Un ejemplo de lo que es y podría ser la restauración en la capital del Caribe: en Doña Eutimia no tenían arroz a la cubana porque «no llegaron los huevitos»

Veinticinco años atrás, cuando a uno se le ocurrió embarcarse en un crucero por primera vez, hacía otros tantos que lo había hecho la abuela Vicenta: «Se nota que sabes dónde vas», dijo, «en los cruceros se come muy bien». Nuestra experiencia lo ratificó ampliamente y, desde el primer momento, decidimos dejar la Michelin en la maleta para disfrutar cada día de la impecable gastronomía de a bordo. Lo de ahora, nada que ver. Jamás hemos comido peor. ¿Sería el barco? ¿La naviera? ¿La temporada? Generalizaciones precipitadas aparte, la primera conclusión apunta a que los cruceros ya no son una experiencia exclusiva y reducen sus méritos a uno: poner en alta mar la hotelería más hortera, con piscina, animadores? Todo incluido.

Afortunadamente, pasamos una buena parte del tiempo en La Habana. Veinticinco años atrás, uno elegía el destino de su viaje descartando los lugares donde ya había estado. Con la edad, no pensamos en conocer lo desconocido, sino en disfrutar de lo que ya conocemos. Pero, quien no ha visto La Habana, no ha visto nada: siempre se quiere volver. A pensar en la riqueza y en la pobreza, en la igualdad y la desigualdad, en la cultura y la ignorancia, en la libertad y sus matices, a ritmo de cumbia y guaguancó. A fumarse un puro reglamentario donde le parezca. A beberse todos los mojitos de La Bodeguita del Medio, escuchando «Hasta siempre comandante», mientras un chino pregunta quién es el tal Che Guevara en un impecable inglés de universidad británica y, a las explicaciones que recibe, replica: «¿Qué revolución?». A agotar las existencias de daiquirí del Floridita y tropezarse con un canadiense que guarda cola para hacerse un selfie con la estatua de Hemingway recostada sobre la barra sin tener nada claro quién es ese tipo. A sentirse beatíficamente a gusto con las contradicciones de uno mismo.

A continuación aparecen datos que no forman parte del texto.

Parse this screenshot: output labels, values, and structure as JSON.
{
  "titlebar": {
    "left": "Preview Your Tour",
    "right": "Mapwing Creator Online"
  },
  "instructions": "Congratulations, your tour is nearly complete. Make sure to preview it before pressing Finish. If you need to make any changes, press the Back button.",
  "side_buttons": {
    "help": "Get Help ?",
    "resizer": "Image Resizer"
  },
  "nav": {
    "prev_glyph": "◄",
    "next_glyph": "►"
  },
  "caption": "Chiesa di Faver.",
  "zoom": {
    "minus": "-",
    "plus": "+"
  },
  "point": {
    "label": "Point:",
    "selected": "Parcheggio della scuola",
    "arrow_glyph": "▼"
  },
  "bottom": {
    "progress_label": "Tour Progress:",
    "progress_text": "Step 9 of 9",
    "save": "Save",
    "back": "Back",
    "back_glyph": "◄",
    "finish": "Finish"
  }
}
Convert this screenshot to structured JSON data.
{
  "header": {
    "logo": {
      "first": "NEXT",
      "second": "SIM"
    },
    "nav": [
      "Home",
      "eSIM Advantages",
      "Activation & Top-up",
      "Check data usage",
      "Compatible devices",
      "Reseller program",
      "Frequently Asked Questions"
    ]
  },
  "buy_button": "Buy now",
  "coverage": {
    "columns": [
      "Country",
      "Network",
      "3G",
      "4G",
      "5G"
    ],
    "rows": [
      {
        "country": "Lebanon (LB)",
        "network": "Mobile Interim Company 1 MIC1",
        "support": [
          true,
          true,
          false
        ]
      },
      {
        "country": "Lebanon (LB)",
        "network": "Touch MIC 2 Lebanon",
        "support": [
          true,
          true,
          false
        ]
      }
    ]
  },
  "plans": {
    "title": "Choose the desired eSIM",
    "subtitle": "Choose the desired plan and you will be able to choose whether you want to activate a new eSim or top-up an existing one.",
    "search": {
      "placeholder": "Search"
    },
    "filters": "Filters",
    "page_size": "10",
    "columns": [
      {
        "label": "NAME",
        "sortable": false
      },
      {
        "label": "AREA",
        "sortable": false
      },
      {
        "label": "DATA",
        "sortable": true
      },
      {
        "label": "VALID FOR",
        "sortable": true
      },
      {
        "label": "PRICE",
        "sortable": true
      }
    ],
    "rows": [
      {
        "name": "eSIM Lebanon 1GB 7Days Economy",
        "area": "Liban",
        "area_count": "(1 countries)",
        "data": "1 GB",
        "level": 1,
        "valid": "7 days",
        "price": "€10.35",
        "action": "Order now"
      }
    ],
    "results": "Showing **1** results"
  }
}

También, a coger un cucurucho de chips de plátano macho o cualquier otra cosa en un puesto de comida callejera de los que eluden los turistas. O a elegir alguno de los paladares recomendables de la ciudad para disfrutar de la cocina cubana. A pensar -otra vez, maldito vicio- en lo que es y lo que podría ser la restauración basada en una gastronomía intrínsecamente tan rica como cualquier otra de América Latina. A pedir tostones rellenos, ropa vieja o masas de cerdo fritas en Doña Eutimia y a oírle decir a la maitre que no hay arroz a la cubana porque no llegaron los huevitos.

A zarpar rumbo a Jamaica o las Islas Caimán -lugares que quedarán inexorablemente punteados en la lista como ya vistos- pensando en el ineludible penúltimo regreso a La Habana.